For the last decade, scientists have been working diligently to understand why certain people with HIV appear to be at higher risk for developing cardiovascular disease. Though some have traditional risk factors, such as smoking or diabetes, many do not. In the earlier part of the last decade, researchers suspected that protease inhibitors (PIs) might be the primary reason for the increased cardiovascular disease risk.

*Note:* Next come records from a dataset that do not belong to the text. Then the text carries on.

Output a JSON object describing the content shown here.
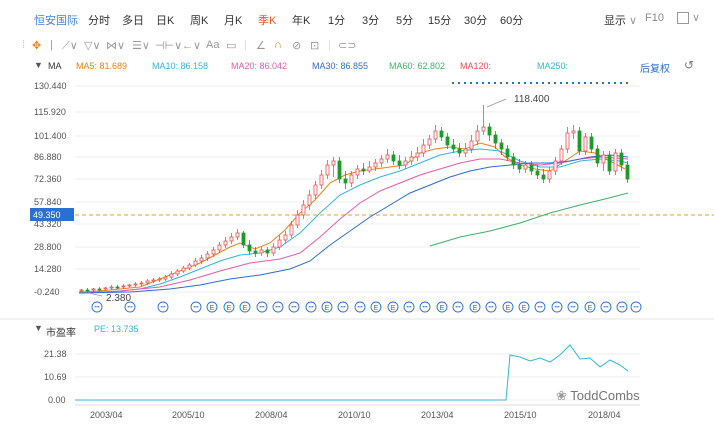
{
  "tabs": {
    "brand": "恒安国际",
    "periods": [
      "分时",
      "多日",
      "日K",
      "周K",
      "月K",
      "季K",
      "年K",
      "1分",
      "3分",
      "5分",
      "15分",
      "30分",
      "60分"
    ],
    "active": "季K",
    "display": "显示",
    "f10": "F10"
  },
  "toolbar": {
    "font_tool": "Aa"
  },
  "ma_bar": {
    "label": "MA",
    "ma5": "MA5: 81.689",
    "ma10": "MA10: 86.158",
    "ma20": "MA20: 86.042",
    "ma30": "MA30: 86.855",
    "ma60": "MA60: 62.802",
    "ma120": "MA120:",
    "ma250": "MA250:",
    "adjust": "后复权"
  },
  "colors": {
    "up": "#e84e4e",
    "down": "#1f9a2a",
    "ma5": "#e8821c",
    "ma10": "#35b4d8",
    "ma20": "#e85aa8",
    "ma30": "#2a6fd1",
    "ma60": "#3cb36a",
    "ma120": "#e84e4e",
    "ma250": "#35b4d8"
  },
  "price_axis": {
    "ticks": [
      "130.440",
      "115.920",
      "101.400",
      "86.880",
      "72.360",
      "57.840",
      "43.320",
      "28.800",
      "14.280",
      "-0.240"
    ],
    "ref_line": "49.350"
  },
  "annotations": {
    "high": "118.400",
    "low": "2.380"
  },
  "pe_bar": {
    "label": "市盈率",
    "value": "PE: 13.735"
  },
  "pe_axis": {
    "ticks": [
      "21.38",
      "10.69",
      "0.00"
    ]
  },
  "x_axis": {
    "labels": [
      "2003/04",
      "2005/10",
      "2008/04",
      "2010/10",
      "2013/04",
      "2015/10",
      "2018/04"
    ]
  },
  "watermark": "ToddCombs",
  "chart_data": {
    "type": "candlestick",
    "period": "quarterly",
    "x_labels": [
      "2003/04",
      "2005/10",
      "2008/04",
      "2010/10",
      "2013/04",
      "2015/10",
      "2018/04"
    ],
    "ylim": [
      -0.24,
      130.44
    ],
    "pe_ylim": [
      0,
      21.38
    ],
    "high_marker": 118.4,
    "low_marker": 2.38
  }
}
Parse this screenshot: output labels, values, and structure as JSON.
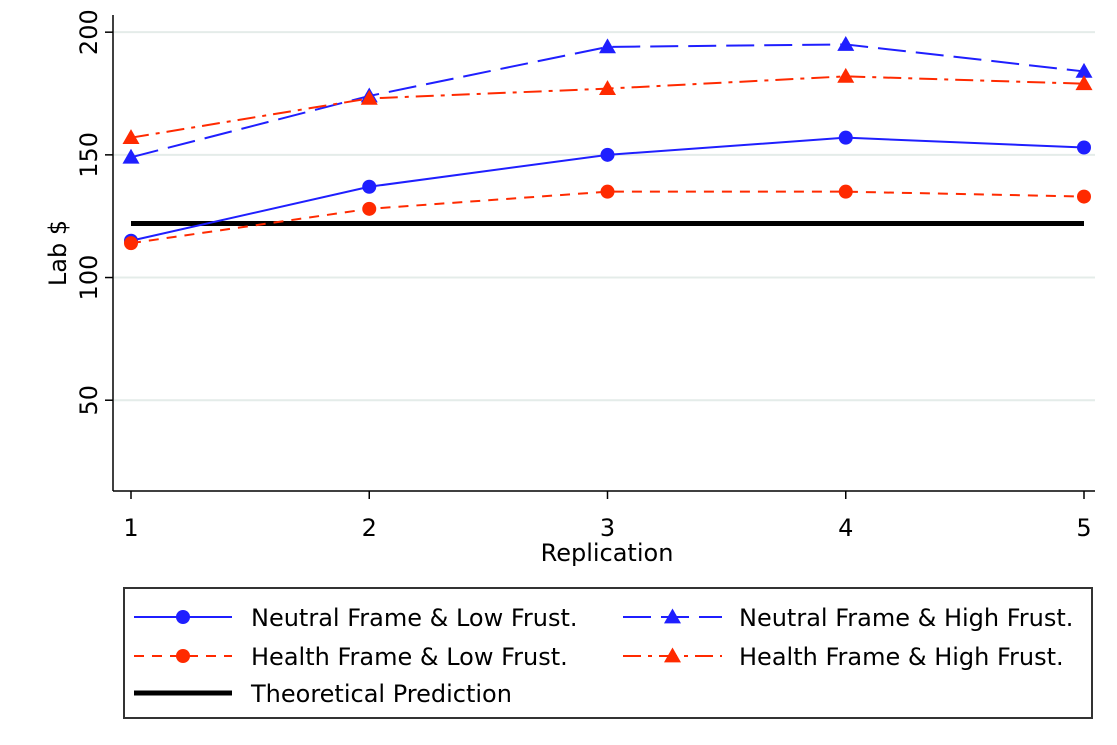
{
  "chart_data": {
    "type": "line",
    "title": "",
    "xlabel": "Replication",
    "ylabel": "Lab $",
    "x": [
      1,
      2,
      3,
      4,
      5
    ],
    "xlim": [
      1,
      5
    ],
    "ylim": [
      13,
      207
    ],
    "yticks": [
      50,
      100,
      150,
      200
    ],
    "grid": true,
    "legend_position": "bottom",
    "series": [
      {
        "name": "Neutral Frame & Low Frust.",
        "values": [
          115,
          137,
          150,
          157,
          153
        ],
        "color": "#1f1fff",
        "marker": "circle",
        "dash": "solid"
      },
      {
        "name": "Neutral Frame & High Frust.",
        "values": [
          149,
          174,
          194,
          195,
          184
        ],
        "color": "#1f1fff",
        "marker": "triangle",
        "dash": "longdash"
      },
      {
        "name": "Health Frame & Low Frust.",
        "values": [
          114,
          128,
          135,
          135,
          133
        ],
        "color": "#ff2a00",
        "marker": "circle",
        "dash": "dash"
      },
      {
        "name": "Health Frame & High Frust.",
        "values": [
          157,
          173,
          177,
          182,
          179
        ],
        "color": "#ff2a00",
        "marker": "triangle",
        "dash": "dashdot"
      }
    ],
    "reference_line": {
      "name": "Theoretical Prediction",
      "value": 122,
      "color": "#000000"
    }
  }
}
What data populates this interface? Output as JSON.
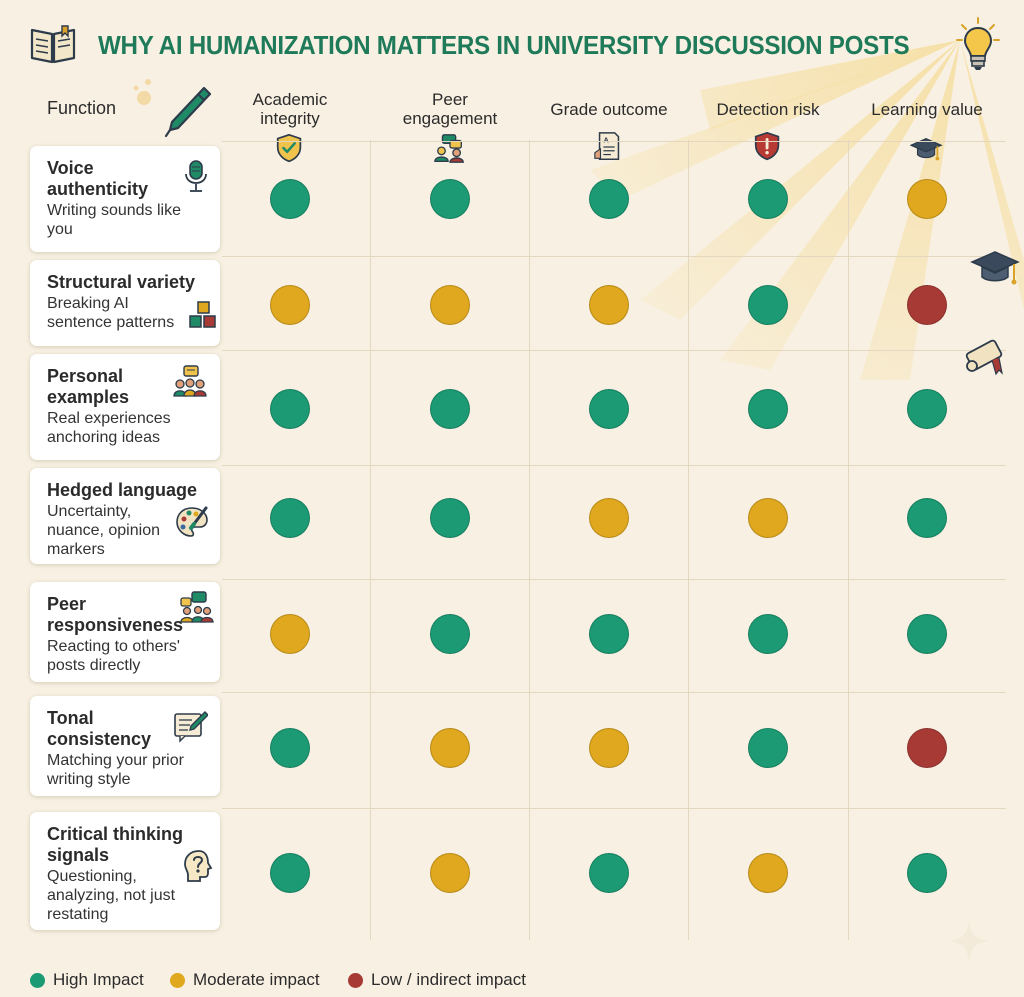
{
  "title": "WHY AI HUMANIZATION MATTERS IN UNIVERSITY DISCUSSION POSTS",
  "colors": {
    "high": "#1b9a74",
    "moderate": "#e0a81e",
    "low": "#a83a36",
    "title": "#1f7a5a"
  },
  "header": {
    "function_label": "Function",
    "columns": [
      {
        "label": "Academic integrity",
        "lines": [
          "Academic",
          "integrity"
        ],
        "icon": "shield-check-icon"
      },
      {
        "label": "Peer engagement",
        "lines": [
          "Peer",
          "engagement"
        ],
        "icon": "people-chat-icon"
      },
      {
        "label": "Grade outcome",
        "lines": [
          "Grade outcome"
        ],
        "icon": "graded-paper-icon"
      },
      {
        "label": "Detection risk",
        "lines": [
          "Detection risk"
        ],
        "icon": "shield-alert-icon"
      },
      {
        "label": "Learning value",
        "lines": [
          "Learning value"
        ],
        "icon": "graduation-cap-icon"
      }
    ]
  },
  "rows": [
    {
      "title_lines": [
        "Voice",
        "authenticity"
      ],
      "desc_lines": [
        "Writing sounds like",
        "you"
      ],
      "icon": "microphone-icon",
      "ratings": [
        "high",
        "high",
        "high",
        "high",
        "moderate"
      ]
    },
    {
      "title_lines": [
        "Structural variety"
      ],
      "desc_lines": [
        "Breaking AI",
        "sentence patterns"
      ],
      "icon": "blocks-icon",
      "ratings": [
        "moderate",
        "moderate",
        "moderate",
        "high",
        "low"
      ]
    },
    {
      "title_lines": [
        "Personal",
        "examples"
      ],
      "desc_lines": [
        "Real experiences",
        "anchoring ideas"
      ],
      "icon": "group-speech-icon",
      "ratings": [
        "high",
        "high",
        "high",
        "high",
        "high"
      ]
    },
    {
      "title_lines": [
        "Hedged language"
      ],
      "desc_lines": [
        "Uncertainty,",
        "nuance, opinion",
        "markers"
      ],
      "icon": "palette-brush-icon",
      "ratings": [
        "high",
        "high",
        "moderate",
        "moderate",
        "high"
      ]
    },
    {
      "title_lines": [
        "Peer",
        "responsiveness"
      ],
      "desc_lines": [
        "Reacting to others'",
        "posts directly"
      ],
      "icon": "peer-chat-icon",
      "ratings": [
        "moderate",
        "high",
        "high",
        "high",
        "high"
      ]
    },
    {
      "title_lines": [
        "Tonal",
        "consistency"
      ],
      "desc_lines": [
        "Matching your prior",
        "writing style"
      ],
      "icon": "note-pencil-icon",
      "ratings": [
        "high",
        "moderate",
        "moderate",
        "high",
        "low"
      ]
    },
    {
      "title_lines": [
        "Critical thinking",
        "signals"
      ],
      "desc_lines": [
        "Questioning,",
        "analyzing, not just",
        "restating"
      ],
      "icon": "head-question-icon",
      "ratings": [
        "high",
        "moderate",
        "high",
        "moderate",
        "high"
      ]
    }
  ],
  "legend": [
    {
      "key": "high",
      "label": "High Impact"
    },
    {
      "key": "moderate",
      "label": "Moderate impact"
    },
    {
      "key": "low",
      "label": "Low / indirect impact"
    }
  ]
}
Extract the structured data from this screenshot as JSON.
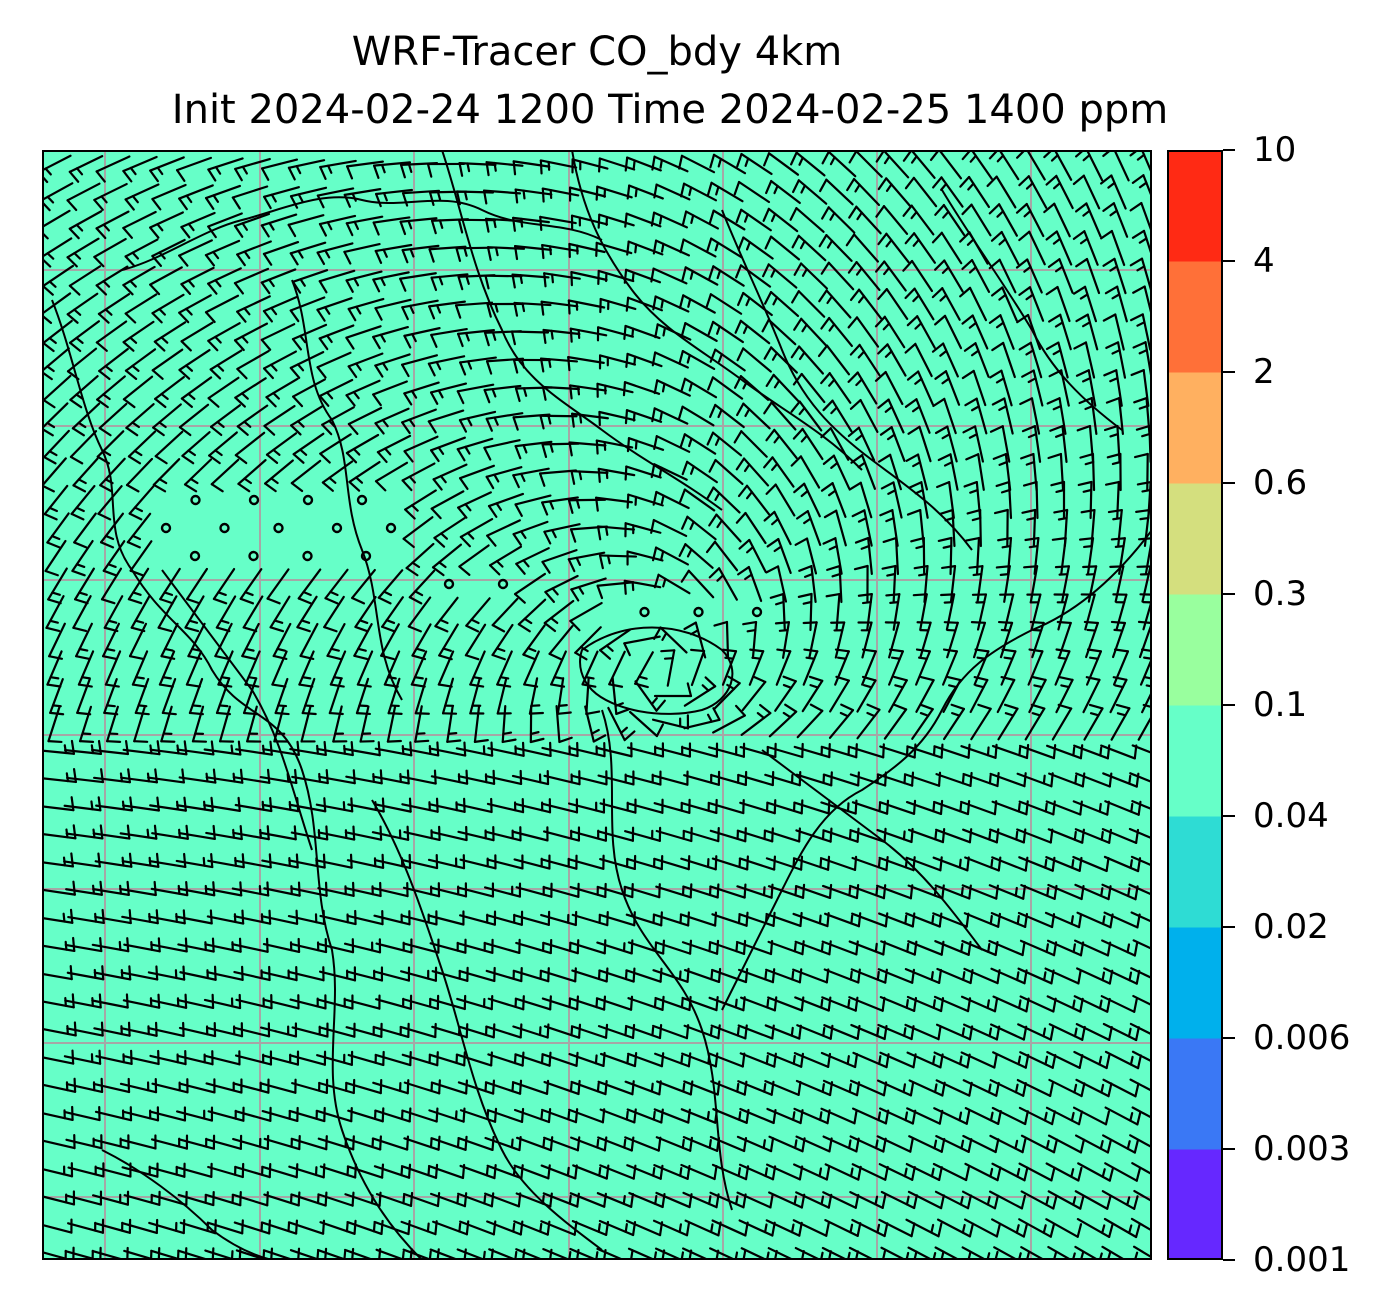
{
  "title_line1": "WRF-Tracer CO_bdy 4km",
  "title_line2": "Init 2024-02-24 1200 Time 2024-02-25 1400 ppm",
  "field_fill_color": "#66ffc8",
  "grid_color": "#a6a6a6",
  "coastline_color": "#000000",
  "colorbar": {
    "levels": [
      "0.001",
      "0.003",
      "0.006",
      "0.02",
      "0.04",
      "0.1",
      "0.3",
      "0.6",
      "2",
      "4",
      "10"
    ],
    "colors": [
      "#6628ff",
      "#3a78f5",
      "#00b0ec",
      "#2edcd4",
      "#66ffc8",
      "#99ff9e",
      "#d4df7e",
      "#ffb060",
      "#ff7038",
      "#ff2a14"
    ]
  },
  "map_layers": [
    "tracer-concentration-fill",
    "wind-barbs",
    "calm-wind-circles",
    "coastlines-and-borders",
    "lat-lon-gridlines"
  ]
}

Though PIs and other antiretrovirals (ARVs) appear to be associated with increases in blood lipids—cholesterol and triglycerides—which can contribute to an increased risk of cardiovascular disease, newer research suggests that HIV itself is also a factor. A leading theory is that chronic HIV infection leads to inflammation, ultimately causing abnormalities that strain the heart and its circulatory system. The greater the level of ongoing viral replications, some experts suggest, the greater the risk of cardiovascular disease.  

Nicola Squillace, MD, from the University of Modena and Reggio Emilia, in Modena, Italy, and her colleagues set out to determine whether higher viral loads would increase the likelihood that a person would develop metabolic syndrome—a cluster of symptoms that includes unhealthy changes in the levels of cholesterol, triglycerides and blood sugar, weight-gain in the gut area, and high blood pressure. People with metabolic syndrome, whether they are HIV positive or not, have a profoundly increased risk of heart attacks, strokes and other cardiovascular problems.

Squillace and her colleagues examined the medical records of all HIV-positive patients seen at the metabolic clinic at the University of Modena and Reggio Emilia between January 2006 and January 2008. Their analysis included more than 1,300 people; 63 percent were men; and the average age was about 45.

Metabolic syndrome was present in 23 percent of those with viral loads below 400 copies, compared with 32 percent in people with viral loads over 400. In particular, three specific symptoms of metabolic syndrome were far more common among people with higher viral loads: high blood pressure, high triglycerides and low levels of the “good” cholesterol, HDL.

PI use, even in the past, was also associated with metabolic syndrome. The degree of association between metabolic syndrome and PI use was not nearly as high, however, as the association between the syndrome and higher viral loads.

The authors conclude that an effective ARV regimen is “mandatory for both control of HIV disease progression and for prevention of [metabolic syndrome]-related disorders.”